When Consigli Construction was in the running to take on a $17 million renovation of a YWCA, project executive Jody Staruk saw an opportunity. She believed her company was in a unique position to center the project around women—in multiple ways.
Recently promoted to become the first female project executive in Consigli’s 116-year history, Staruk is a rarity in the male-dominated world of construction. And that gave her some power to rethink how things were done. The client for the project was the YWCA Central Massachusetts in Worcester, which is a community center, gym, and women’s shelter. Given the YWCA project’s scope and the organization’s focus on women, Staruk realized her company’s bid could make a statement. The company pledged that if it were to get the contract, every one of the project’s leadership roles—from project manager to foreman to supervisor—would be filled by a woman.
“So we were able to go into this interview and say, ‘We are the face of your mission,’” Staruk says. “‘We directly align with what you’re trying to do.’”
Consigli got the contract.
The five-woman leadership team proved to be particularly relevant to the project, which involved heavy demolition and the replacement of the plumbing, electrical, and mechanical systems of a community facility that was also housing around 40 women who’d been victims of domestic violence and several of their children. “It was a tough building that hadn’t been touched in 30 years.

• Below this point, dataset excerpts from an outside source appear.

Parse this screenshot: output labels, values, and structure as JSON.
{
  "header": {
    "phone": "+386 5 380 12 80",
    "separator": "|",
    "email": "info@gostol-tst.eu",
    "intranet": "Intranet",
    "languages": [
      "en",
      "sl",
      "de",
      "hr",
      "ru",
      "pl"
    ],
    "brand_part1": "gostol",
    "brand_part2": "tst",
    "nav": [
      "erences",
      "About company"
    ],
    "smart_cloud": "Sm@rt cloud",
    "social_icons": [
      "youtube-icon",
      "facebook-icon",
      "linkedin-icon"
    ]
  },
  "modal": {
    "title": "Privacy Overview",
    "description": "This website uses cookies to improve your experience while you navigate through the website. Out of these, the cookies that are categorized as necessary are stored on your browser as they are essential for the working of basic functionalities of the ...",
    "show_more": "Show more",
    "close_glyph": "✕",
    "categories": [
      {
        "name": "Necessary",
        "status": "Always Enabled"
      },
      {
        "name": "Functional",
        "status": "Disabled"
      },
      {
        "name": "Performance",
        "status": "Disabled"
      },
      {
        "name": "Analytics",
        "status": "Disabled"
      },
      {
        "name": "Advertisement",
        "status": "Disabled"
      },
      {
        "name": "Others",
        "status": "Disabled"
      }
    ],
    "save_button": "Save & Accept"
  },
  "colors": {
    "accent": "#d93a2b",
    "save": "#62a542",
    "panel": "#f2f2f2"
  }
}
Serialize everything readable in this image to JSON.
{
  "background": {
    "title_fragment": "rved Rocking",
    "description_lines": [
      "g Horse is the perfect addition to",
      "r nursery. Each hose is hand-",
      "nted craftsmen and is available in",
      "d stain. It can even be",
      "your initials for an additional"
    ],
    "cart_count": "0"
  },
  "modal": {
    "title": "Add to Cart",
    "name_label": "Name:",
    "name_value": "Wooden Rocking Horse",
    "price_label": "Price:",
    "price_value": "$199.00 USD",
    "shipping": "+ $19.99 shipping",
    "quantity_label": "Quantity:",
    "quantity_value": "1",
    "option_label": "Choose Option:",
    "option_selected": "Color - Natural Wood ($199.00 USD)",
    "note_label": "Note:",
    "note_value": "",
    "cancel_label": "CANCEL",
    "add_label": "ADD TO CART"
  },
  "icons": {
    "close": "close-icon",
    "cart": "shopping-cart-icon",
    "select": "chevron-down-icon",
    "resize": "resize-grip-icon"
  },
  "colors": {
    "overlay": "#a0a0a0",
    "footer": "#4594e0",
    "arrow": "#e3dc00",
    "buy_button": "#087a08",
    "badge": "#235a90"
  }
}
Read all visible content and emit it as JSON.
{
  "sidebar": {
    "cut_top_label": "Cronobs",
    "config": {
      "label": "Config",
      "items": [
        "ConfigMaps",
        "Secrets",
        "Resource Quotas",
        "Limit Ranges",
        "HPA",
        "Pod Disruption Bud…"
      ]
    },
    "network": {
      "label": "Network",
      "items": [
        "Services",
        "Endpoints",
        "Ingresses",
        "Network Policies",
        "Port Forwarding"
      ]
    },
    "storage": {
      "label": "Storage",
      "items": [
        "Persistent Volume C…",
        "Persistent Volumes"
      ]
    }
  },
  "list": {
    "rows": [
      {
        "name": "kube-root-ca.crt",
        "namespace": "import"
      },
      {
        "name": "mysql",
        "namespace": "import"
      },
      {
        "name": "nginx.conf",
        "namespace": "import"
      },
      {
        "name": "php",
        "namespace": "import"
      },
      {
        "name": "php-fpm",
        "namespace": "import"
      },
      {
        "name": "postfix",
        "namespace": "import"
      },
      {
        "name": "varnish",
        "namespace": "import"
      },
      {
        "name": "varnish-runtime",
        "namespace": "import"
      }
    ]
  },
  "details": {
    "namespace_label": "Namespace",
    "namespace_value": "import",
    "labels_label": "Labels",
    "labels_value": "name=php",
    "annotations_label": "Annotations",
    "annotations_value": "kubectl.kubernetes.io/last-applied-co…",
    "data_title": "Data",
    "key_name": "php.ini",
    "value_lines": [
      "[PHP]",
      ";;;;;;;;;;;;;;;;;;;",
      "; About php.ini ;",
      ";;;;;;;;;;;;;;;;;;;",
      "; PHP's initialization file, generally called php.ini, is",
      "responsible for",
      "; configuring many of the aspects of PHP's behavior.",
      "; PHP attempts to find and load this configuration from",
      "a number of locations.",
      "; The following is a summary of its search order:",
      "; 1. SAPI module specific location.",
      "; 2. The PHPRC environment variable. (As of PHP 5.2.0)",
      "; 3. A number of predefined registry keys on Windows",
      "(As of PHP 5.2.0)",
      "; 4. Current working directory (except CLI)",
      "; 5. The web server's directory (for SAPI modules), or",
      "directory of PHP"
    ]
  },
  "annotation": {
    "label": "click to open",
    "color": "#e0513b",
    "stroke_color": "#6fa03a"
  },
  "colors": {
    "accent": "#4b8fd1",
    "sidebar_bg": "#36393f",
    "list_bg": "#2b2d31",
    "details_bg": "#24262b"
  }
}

And to make it even tougher, it was occupied and operational the entire time that we were there,” Staruk says.
Consigli’s leadership team helped ensure that the renovation—a loud and dirty process—would be minimally intrusive on the lives of the vulnerable women and children living on-site. “The women on our team that were leading the safety orientations on the first day everyone was on-site—they made it a point to make sure that every person that worked on that job understood the sensitivity of what this facility was and who was in this facility,” Staruk says.
Staruk recalls one meeting where that attention to detail went even further. “The project manager asked the client what time do the kids nap so we can try to plan around not doing heavy demolition during those times,” she says. “The women on the team, several of whom are mothers—that was something that they just thought of that I can’t say I’ve seen on other jobs.” The company also helped temporarily relocate the YWCA residents to a nearby college dormitory during construction on the living quarters—an effort that reduced disruption and sped up the timeline.
The different perspective offered by the women-led team remains rare on big construction projects. Women make up just about 10% of the construction industry’s workforce, according to the National Association of Women in Construction. The share of female construction managers is even lower.
Staruk and Consigli are trying to boost those numbers and to expand the racial diversity of women working in the industry, both at the entry level and in management. As part of the project, a community benefits agreement was signed with the City of Worcester with diversity guidelines for construction workers and contractors. Staruk says that resulted in about 10% of the tradespeople on the job being women.
Staruk says these are all signs that the construction industry is starting to evolve. A women-led management team is certainly uncommon, she concedes, but filling the top roles with women wasn’t a gimmick. “It wasn’t just that we had one woman in each individual role,” Staruk says. “I had several women that I could pick from. So not only could we choose women to ensure this was an entirely female management team—it was also a diverse pool of women.”
Now, after a challenging year of construction with a pandemic thrown in, the renovation is complete. The new facility has extra space for early-childhood education and care, a private entrance for the women staying at the facility, and four extra rooms of transitional housing.
For a project so oriented toward the lives and experiences of women, the all-woman leadership team made perfect sense, Staruk says, but it’s something she hopes is replicated on other projects, no matter the building type.
“The construction industry in general is not one that likes change,” she says. “Sometimes it’s hard for us to take those chances. But I think we’ve seen particularly on this job those opportunities can lead to something really great.”